La nutrition, les produits diététiques, les compléments alimentaires


L’argument santé est devenu un enjeu important de la consommation alimentaire en termes économiques, concurrentiels et de santé publique.

La DGCCRF intervient dans ce secteur en pleine expansion en participant à l’élaboration de la réglementation et par ses contrôles.

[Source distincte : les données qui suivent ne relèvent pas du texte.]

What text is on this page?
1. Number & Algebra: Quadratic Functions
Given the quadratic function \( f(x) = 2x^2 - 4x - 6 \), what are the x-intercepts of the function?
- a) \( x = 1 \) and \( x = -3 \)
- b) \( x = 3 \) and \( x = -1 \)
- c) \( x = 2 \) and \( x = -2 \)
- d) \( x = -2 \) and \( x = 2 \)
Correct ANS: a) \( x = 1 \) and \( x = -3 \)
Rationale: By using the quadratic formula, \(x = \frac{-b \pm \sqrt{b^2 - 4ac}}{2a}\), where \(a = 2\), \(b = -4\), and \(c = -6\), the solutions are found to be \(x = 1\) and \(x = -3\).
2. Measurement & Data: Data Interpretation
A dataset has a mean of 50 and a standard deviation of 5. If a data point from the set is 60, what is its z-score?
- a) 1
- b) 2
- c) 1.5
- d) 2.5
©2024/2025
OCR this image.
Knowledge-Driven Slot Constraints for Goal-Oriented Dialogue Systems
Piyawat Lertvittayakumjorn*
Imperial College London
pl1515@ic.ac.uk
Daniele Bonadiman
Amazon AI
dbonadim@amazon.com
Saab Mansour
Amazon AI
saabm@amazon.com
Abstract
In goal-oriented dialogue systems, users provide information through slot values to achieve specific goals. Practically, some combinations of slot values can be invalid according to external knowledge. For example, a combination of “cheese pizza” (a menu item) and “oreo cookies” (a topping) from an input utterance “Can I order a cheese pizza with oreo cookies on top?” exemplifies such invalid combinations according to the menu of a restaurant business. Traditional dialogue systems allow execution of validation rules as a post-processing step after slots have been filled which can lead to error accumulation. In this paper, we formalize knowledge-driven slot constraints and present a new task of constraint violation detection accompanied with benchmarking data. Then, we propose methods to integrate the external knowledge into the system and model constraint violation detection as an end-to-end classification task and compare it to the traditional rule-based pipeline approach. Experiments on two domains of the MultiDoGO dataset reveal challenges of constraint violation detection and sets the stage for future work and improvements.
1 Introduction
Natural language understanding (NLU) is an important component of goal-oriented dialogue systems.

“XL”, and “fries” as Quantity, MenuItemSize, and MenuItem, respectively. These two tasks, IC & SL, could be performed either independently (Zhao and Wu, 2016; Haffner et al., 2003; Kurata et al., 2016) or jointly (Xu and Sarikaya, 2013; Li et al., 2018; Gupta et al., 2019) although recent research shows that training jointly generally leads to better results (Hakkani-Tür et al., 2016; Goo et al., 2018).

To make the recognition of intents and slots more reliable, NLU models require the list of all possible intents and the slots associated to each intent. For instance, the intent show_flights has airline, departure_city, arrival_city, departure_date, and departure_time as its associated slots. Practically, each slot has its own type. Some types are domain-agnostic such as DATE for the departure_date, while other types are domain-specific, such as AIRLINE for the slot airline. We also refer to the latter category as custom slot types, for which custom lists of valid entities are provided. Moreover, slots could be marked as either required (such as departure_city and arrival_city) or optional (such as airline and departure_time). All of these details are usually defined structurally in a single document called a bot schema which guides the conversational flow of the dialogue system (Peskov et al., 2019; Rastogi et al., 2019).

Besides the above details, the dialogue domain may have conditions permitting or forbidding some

Elle a participé en 2000 aux travaux du Comité du Codex Alimentarius sur la nutrition qui s’est réuni en juin à Berlin et où ont été examinées la révision des normes sur les laits pour nourrissons, sur les aliments pour bébés à base de céréales et sur les aliments sans gluten, ainsi que l’élaboration de directives pour les compléments alimentaires contenant des vitamines et des minéraux. Un document de travail, élaboré par la France (la DGCCRF est porte-parole de la délégation française dans cette instance) et les États-Unis, consacré à la définition des critères scientifiques relatifs au fondement des allégations santé a également été présenté au cours de cette session.

La réglementation

Au niveau national (...) [passage supprimé, car sans rapport avec le sujet traité par Gestion Santé]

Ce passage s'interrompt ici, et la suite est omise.